Libor antitrust claims are revived in setback for banks

3 min read
Americas

(Reuters) - A US appeals court on Monday revived a civil lawsuit accusing major banks of conspiring to manipulate the Libor benchmark interest rate, in a big setback for their defense against investors’ claims of market-rigging.

The 2nd US Circuit Court of Appeals in Manhattan said a lower court judge erred in dismissing the antitrust portion of private litigation against Deutsche Bank AG, UBS AG, Bank of America Corp and 13 other banks on the ground that the investors failed to allege harm to competition.

“Appellants sustained their burden of showing injury by alleging that they paid artificially fixed higher prices,” Circuit Judge Dennis Jacobs wrote for a three-judge panel.

Libor, or the London Interbank Offered Rate, underpins hundreds of trillions of dollars of transactions and is used to set rates on credit cards, student loans and mortgages.

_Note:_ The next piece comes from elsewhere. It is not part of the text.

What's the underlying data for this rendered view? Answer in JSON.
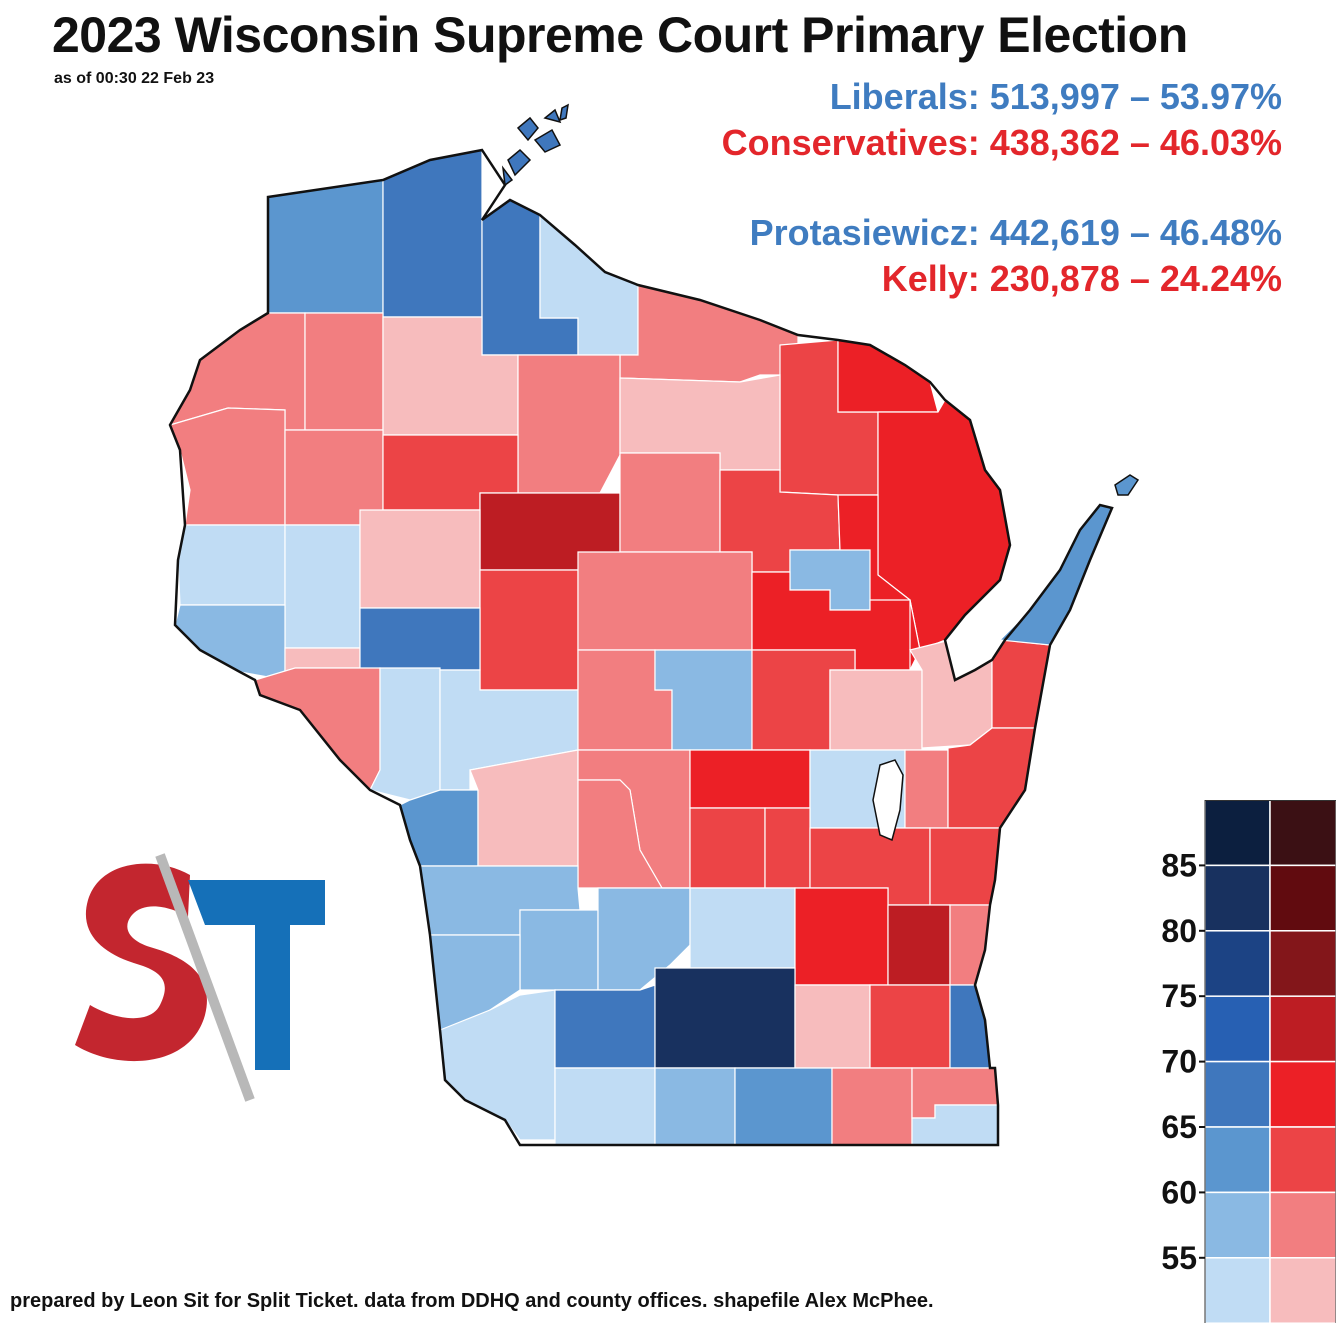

It is calculated based on submissions by banks that sit on panels.

In litigation that began in 2011, investors accused big banks of suppressing Libor during the financial crisis to boost earnings or make their finances appear healthier.

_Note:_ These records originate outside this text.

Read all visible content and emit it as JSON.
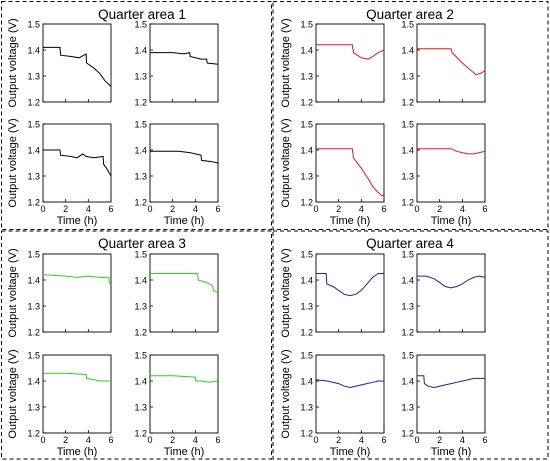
{
  "figure": {
    "ylabel": "Output voltage (V)",
    "xlabel": "Time (h)",
    "x_ticks": [
      "0",
      "2",
      "4",
      "6"
    ],
    "y_ticks": [
      "1.2",
      "1.3",
      "1.4",
      "1.5"
    ],
    "quarters": [
      {
        "title": "Quarter area 1",
        "color": "#000000"
      },
      {
        "title": "Quarter area 2",
        "color": "#e8181c"
      },
      {
        "title": "Quarter area 3",
        "color": "#2fd21e"
      },
      {
        "title": "Quarter area 4",
        "color": "#1f1fb8"
      }
    ]
  },
  "chart_data": [
    {
      "type": "line",
      "title": "Quarter area 1",
      "xlabel": "Time (h)",
      "ylabel": "Output voltage (V)",
      "xlim": [
        0,
        6
      ],
      "ylim": [
        1.2,
        1.5
      ],
      "color": "#000000",
      "series": [
        {
          "x": [
            0,
            1.5,
            1.55,
            2.5,
            3.2,
            3.6,
            3.8,
            3.85,
            4.5,
            5.0,
            5.5,
            6.0
          ],
          "y": [
            1.41,
            1.41,
            1.38,
            1.375,
            1.37,
            1.38,
            1.385,
            1.35,
            1.33,
            1.31,
            1.28,
            1.26
          ]
        },
        {
          "x": [
            0,
            2.0,
            3.0,
            3.5,
            3.55,
            4.5,
            5.0,
            5.05,
            6.0
          ],
          "y": [
            1.39,
            1.39,
            1.385,
            1.39,
            1.375,
            1.365,
            1.365,
            1.35,
            1.345
          ]
        }
      ]
    },
    {
      "type": "line",
      "title": "Quarter area 1",
      "xlabel": "Time (h)",
      "ylabel": "Output voltage (V)",
      "xlim": [
        0,
        6
      ],
      "ylim": [
        1.2,
        1.5
      ],
      "color": "#000000",
      "series": [
        {
          "x": [
            0,
            1.5,
            1.55,
            2.5,
            3.0,
            3.5,
            3.8,
            4.5,
            5.3,
            5.35,
            5.6,
            6.0
          ],
          "y": [
            1.4,
            1.4,
            1.38,
            1.375,
            1.37,
            1.385,
            1.375,
            1.37,
            1.375,
            1.345,
            1.33,
            1.3
          ]
        },
        {
          "x": [
            0,
            2.5,
            3.5,
            4.5,
            4.55,
            5.5,
            6.0
          ],
          "y": [
            1.395,
            1.395,
            1.39,
            1.38,
            1.36,
            1.355,
            1.35
          ]
        }
      ]
    },
    {
      "type": "line",
      "title": "Quarter area 2",
      "xlabel": "Time (h)",
      "ylabel": "Output voltage (V)",
      "xlim": [
        0,
        6
      ],
      "ylim": [
        1.2,
        1.5
      ],
      "color": "#e8181c",
      "series": [
        {
          "x": [
            0,
            3.2,
            3.3,
            4.0,
            4.6,
            5.0,
            5.5,
            6.0
          ],
          "y": [
            1.42,
            1.42,
            1.39,
            1.37,
            1.365,
            1.375,
            1.39,
            1.4
          ]
        },
        {
          "x": [
            0,
            3.0,
            3.1,
            4.0,
            4.8,
            5.2,
            5.6,
            6.0
          ],
          "y": [
            1.405,
            1.405,
            1.39,
            1.35,
            1.32,
            1.305,
            1.31,
            1.32
          ]
        }
      ]
    },
    {
      "type": "line",
      "title": "Quarter area 2",
      "xlabel": "Time (h)",
      "ylabel": "Output voltage (V)",
      "xlim": [
        0,
        6
      ],
      "ylim": [
        1.2,
        1.5
      ],
      "color": "#e8181c",
      "series": [
        {
          "x": [
            0,
            3.2,
            3.3,
            4.0,
            4.6,
            5.0,
            5.4,
            5.8,
            6.0
          ],
          "y": [
            1.405,
            1.405,
            1.37,
            1.33,
            1.29,
            1.26,
            1.24,
            1.225,
            1.225
          ]
        },
        {
          "x": [
            0,
            3.0,
            3.5,
            4.0,
            4.5,
            5.0,
            5.5,
            6.0
          ],
          "y": [
            1.405,
            1.405,
            1.395,
            1.39,
            1.385,
            1.385,
            1.39,
            1.395
          ]
        }
      ]
    },
    {
      "type": "line",
      "title": "Quarter area 3",
      "xlabel": "Time (h)",
      "ylabel": "Output voltage (V)",
      "xlim": [
        0,
        6
      ],
      "ylim": [
        1.2,
        1.5
      ],
      "color": "#2fd21e",
      "series": [
        {
          "x": [
            0,
            2.0,
            3.0,
            4.0,
            5.0,
            5.8,
            5.85,
            6.0
          ],
          "y": [
            1.42,
            1.415,
            1.41,
            1.415,
            1.41,
            1.41,
            1.39,
            1.38
          ]
        },
        {
          "x": [
            0,
            2.0,
            4.2,
            4.25,
            5.0,
            5.5,
            5.6,
            6.0
          ],
          "y": [
            1.425,
            1.425,
            1.425,
            1.4,
            1.39,
            1.38,
            1.36,
            1.35
          ]
        }
      ]
    },
    {
      "type": "line",
      "title": "Quarter area 3",
      "xlabel": "Time (h)",
      "ylabel": "Output voltage (V)",
      "xlim": [
        0,
        6
      ],
      "ylim": [
        1.2,
        1.5
      ],
      "color": "#2fd21e",
      "series": [
        {
          "x": [
            0,
            2.0,
            3.8,
            3.85,
            4.5,
            5.0,
            6.0
          ],
          "y": [
            1.43,
            1.43,
            1.425,
            1.41,
            1.405,
            1.4,
            1.4
          ]
        },
        {
          "x": [
            0,
            2.0,
            4.0,
            4.05,
            4.5,
            5.2,
            6.0
          ],
          "y": [
            1.42,
            1.42,
            1.415,
            1.4,
            1.4,
            1.395,
            1.4
          ]
        }
      ]
    },
    {
      "type": "line",
      "title": "Quarter area 4",
      "xlabel": "Time (h)",
      "ylabel": "Output voltage (V)",
      "xlim": [
        0,
        6
      ],
      "ylim": [
        1.2,
        1.5
      ],
      "color": "#1f1fb8",
      "series": [
        {
          "x": [
            0,
            0.9,
            0.95,
            1.5,
            2.0,
            2.5,
            3.0,
            3.5,
            4.0,
            4.5,
            5.0,
            5.5,
            6.0
          ],
          "y": [
            1.425,
            1.425,
            1.385,
            1.375,
            1.36,
            1.345,
            1.34,
            1.345,
            1.36,
            1.385,
            1.41,
            1.425,
            1.425
          ]
        },
        {
          "x": [
            0,
            0.8,
            1.5,
            2.0,
            2.5,
            3.0,
            3.5,
            4.0,
            4.5,
            5.0,
            5.5,
            6.0
          ],
          "y": [
            1.415,
            1.415,
            1.405,
            1.39,
            1.375,
            1.37,
            1.375,
            1.385,
            1.4,
            1.41,
            1.415,
            1.41
          ]
        }
      ]
    },
    {
      "type": "line",
      "title": "Quarter area 4",
      "xlabel": "Time (h)",
      "ylabel": "Output voltage (V)",
      "xlim": [
        0,
        6
      ],
      "ylim": [
        1.2,
        1.5
      ],
      "color": "#1f1fb8",
      "series": [
        {
          "x": [
            0,
            1.0,
            2.0,
            2.5,
            3.0,
            3.5,
            4.0,
            4.5,
            5.0,
            5.5,
            6.0
          ],
          "y": [
            1.405,
            1.4,
            1.39,
            1.38,
            1.375,
            1.38,
            1.385,
            1.39,
            1.395,
            1.4,
            1.4
          ]
        },
        {
          "x": [
            0,
            0.6,
            0.65,
            1.0,
            1.5,
            2.0,
            2.5,
            3.0,
            3.5,
            4.0,
            4.5,
            5.0,
            5.5,
            6.0
          ],
          "y": [
            1.42,
            1.42,
            1.39,
            1.38,
            1.375,
            1.38,
            1.385,
            1.39,
            1.395,
            1.4,
            1.405,
            1.41,
            1.41,
            1.41
          ]
        }
      ]
    }
  ]
}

The decision could help investors in several other lawsuits in Manhattan seeking to hold banks liable for alleged price-fixing in bond, commodity, currency, derivatives, interest rate and other financial markets.

“It strengthens the hand of investors in other price-fixing cases based on benchmarks that were reached in collaborative, or outright collusive, arrangements,” said Lawrence White, a professor at New York University’s Stern School of Business.

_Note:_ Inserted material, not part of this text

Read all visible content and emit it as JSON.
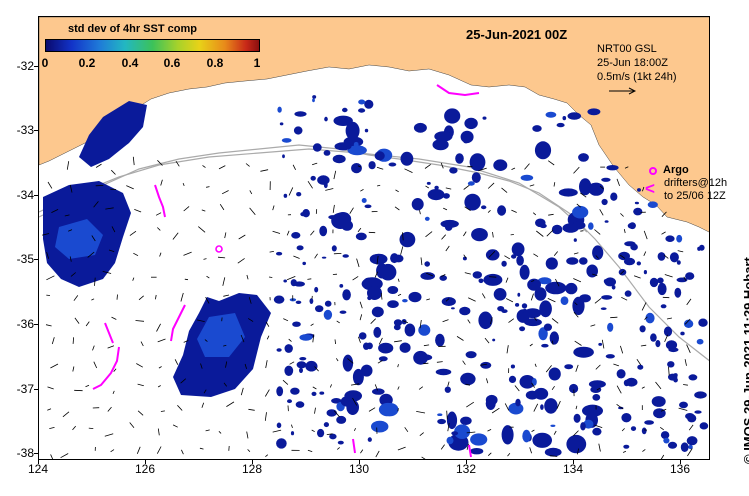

Thomas Goldstein, a lawyer who argued the investors’ appeal, was not immediately available for comment. Robert Wise, a lawyer who argued on the banks’ behalf, declined to comment.

Some of the other banks that were sued are Barclays Plc, Citigroup Inc, Credit Suisse Group, HSBC Holdings Plc, JP Morgan Chase & Co, Royal Bank of Canada, Rabobank BA, Royal Bank of Scotland Group Plc and Societe Generale.

Monday’s decision overturned a March 2013 dismissal by US District Judge Naomi Reice Buchwald in Manhattan of what she has called a “substantial portion” of the litigation, including federal antitrust claims that could justify triple damages.

“It means the court is entitled to look under the hood,” said Herbert Hovenkamp, an antitrust professor at the University of Iowa Law School. “The district judge got it wrong by adopting a categorical rule that because the banks were cooperating in setting Libor they could not be violating antitrust rules.”

Authorities worldwide have levied roughly US$9bn of fines against banks and brokerages to settle Libor rigging probes, including penalties of US$2.5bn against Deutsche Bank and US$1.5bn against UBS.

The case is Gelboim et al v. Bank of America Corp et al, 2nd US Circuit Court of Appeals, No. 13-3565.